On the Connection Between Diffusion Models and Molecular Dynamics
Liam Harcombe, Timothy T. Duignan
TL;DR
The paper tackles learning molecular force fields without explicit force labels by linking denoising diffusion models to molecular dynamics, identifying that the diffusion denoising output $F_{\text{DN}}$ approximates a scaled true force via $F_{\text{DN}} = \sigma^2 F_{\text{true}}$ and that the score $\nabla \log p$ corresponds to forces $F_{\text{true}} = \nabla \log \rho$. It provides a simple Taylor-expansion derivation and demonstrates a practical diffusion-based NNP implemented inside a standard MD workflow to simulate a coarse-grained LiCl solution, including data-duplication to boost data efficiency.
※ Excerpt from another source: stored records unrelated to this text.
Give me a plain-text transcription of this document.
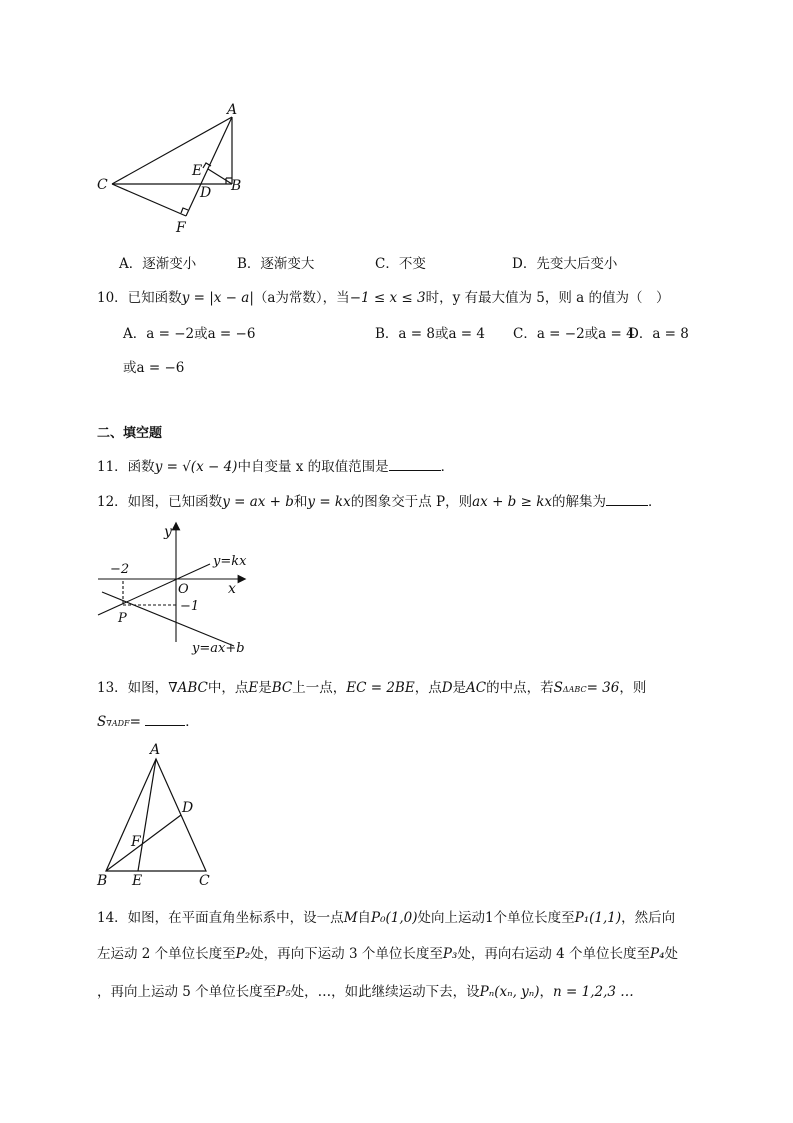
A
B
C	D
E
F
A．逐渐变小	B．逐渐变大	C．不变	D．先变大后变小
10．已知函数y = |x − a|（a为常数），当−1 ≤ x ≤ 3时，y 有最大值为 5，则 a 的值为（　）
A．a = −2或a = −6	B．a = 8或a = 4 C．a = −2或a = 4
D．a = 8
或a = −6
二、填空题
11．函数y = √(x − 4)中自变量 x 的取值范围是	．
12．如图，已知函数y = ax + b和y = kx的图象交于点 P，则ax + b ≥ kx的解集为	．
y
x
O
−2
−1
P
y=kx
y=ax+b
13．如图，∇ABC中，点E是BC上一点，EC = 2BE，点D是AC的中点，若SΔABC= 36，则
S∇ADF=	．
A
B	C
D
E
F
14．如图，在平面直角坐标系中，设一点M自P₀(1,0)处向上运动1个单位长度至P₁(1,1)，然后向
左运动 2 个单位长度至P₂处，再向下运动 3 个单位长度至P₃处，再向右运动 4 个单位长度至P₄处
，再向上运动 5 个单位长度至P₅处，…，如此继续运动下去，设Pₙ(xₙ, yₙ)，n = 1,2,3 …
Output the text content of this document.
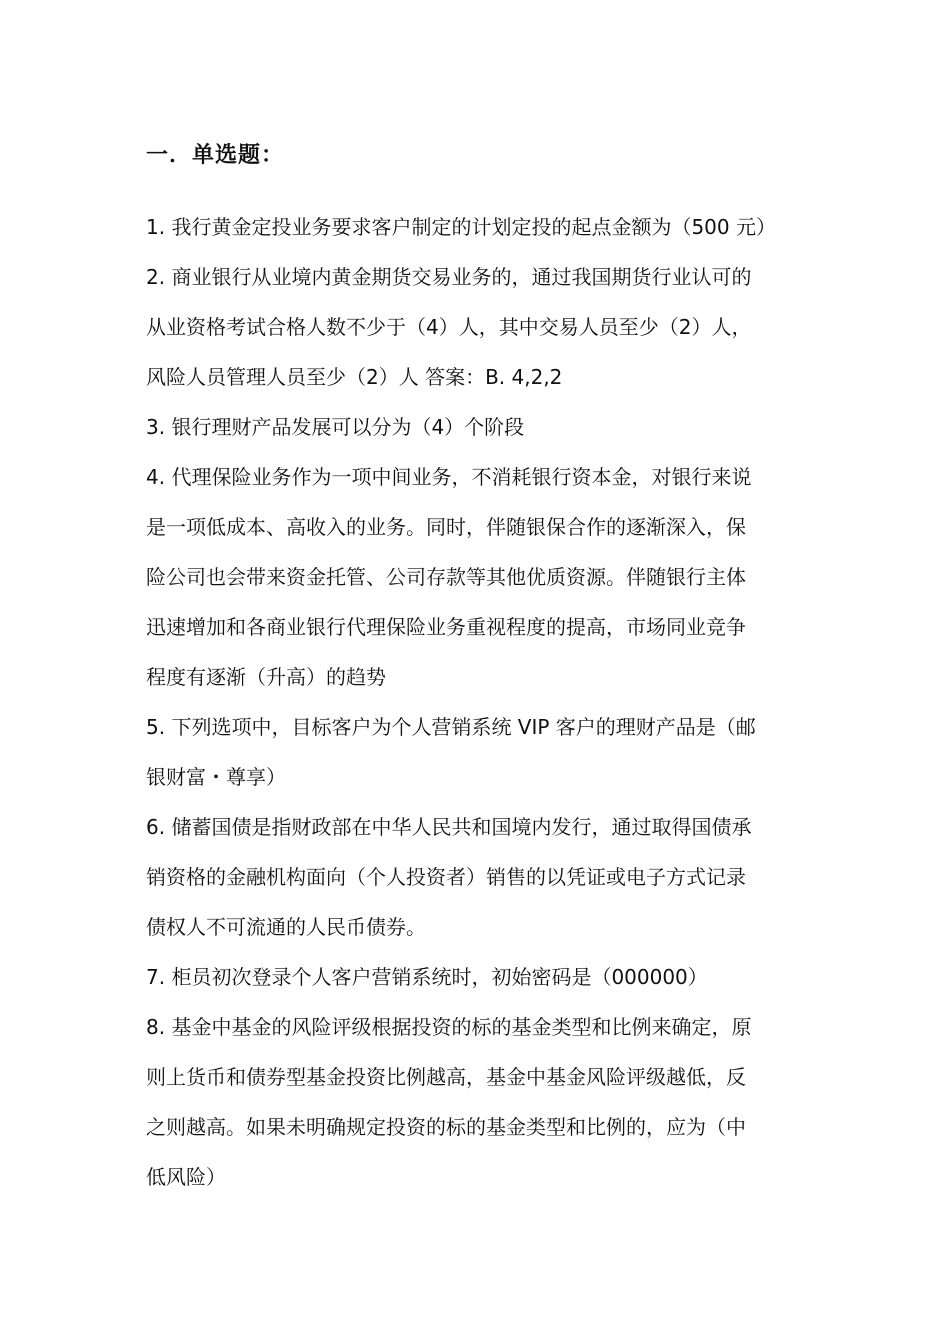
一．单选题：
1. 我行黄金定投业务要求客户制定的计划定投的起点金额为（500 元）
2. 商业银行从业境内黄金期货交易业务的，通过我国期货行业认可的
从业资格考试合格人数不少于（4）人，其中交易人员至少（2）人，
风险人员管理人员至少（2）人 答案：B. 4,2,2
3. 银行理财产品发展可以分为（4）个阶段
4. 代理保险业务作为一项中间业务，不消耗银行资本金，对银行来说
是一项低成本、高收入的业务。同时，伴随银保合作的逐渐深入，保
险公司也会带来资金托管、公司存款等其他优质资源。伴随银行主体
迅速增加和各商业银行代理保险业务重视程度的提高，市场同业竞争
程度有逐渐（升高）的趋势
5. 下列选项中，目标客户为个人营销系统 VIP 客户的理财产品是（邮
银财富・尊享）
6. 储蓄国债是指财政部在中华人民共和国境内发行，通过取得国债承
销资格的金融机构面向（个人投资者）销售的以凭证或电子方式记录
债权人不可流通的人民币债券。
7. 柜员初次登录个人客户营销系统时，初始密码是（000000）
8. 基金中基金的风险评级根据投资的标的基金类型和比例来确定，原
则上货币和债券型基金投资比例越高，基金中基金风险评级越低，反
之则越高。如果未明确规定投资的标的基金类型和比例的，应为（中
低风险）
Results show the augmented diffusion model with $500$ coordinate frames and data duplication can match a force-labelled NNP trained on thousands of frames, as reflected in RDFs aligning with the benchmark. The findings highlight practical data-efficiency gains and offer guidance on noise levels and training-data configurations for diffusion-based MD, enabling stable simulations with reduced force-label data.
Abstract
Neural Network Potentials (NNPs) have emerged as a powerful tool for modelling atomic interactions with high accuracy and computational efficiency. Recently, denoising diffusion models have shown promise in NNPs by training networks to remove noise added to stable configurations, eliminating the need for force data during training. In this work, we explore the connection between noise and forces by providing a new, simplified mathematical derivation of their relationship. We also demonstrate how a denoising model can be implemented using a conventional MD software package interfaced with a standard NNP architecture. We demonstrate the approach by training a diffusion-based NNP to simulate a coarse-grained lithium chloride solution and employ data duplication to enhance model performance.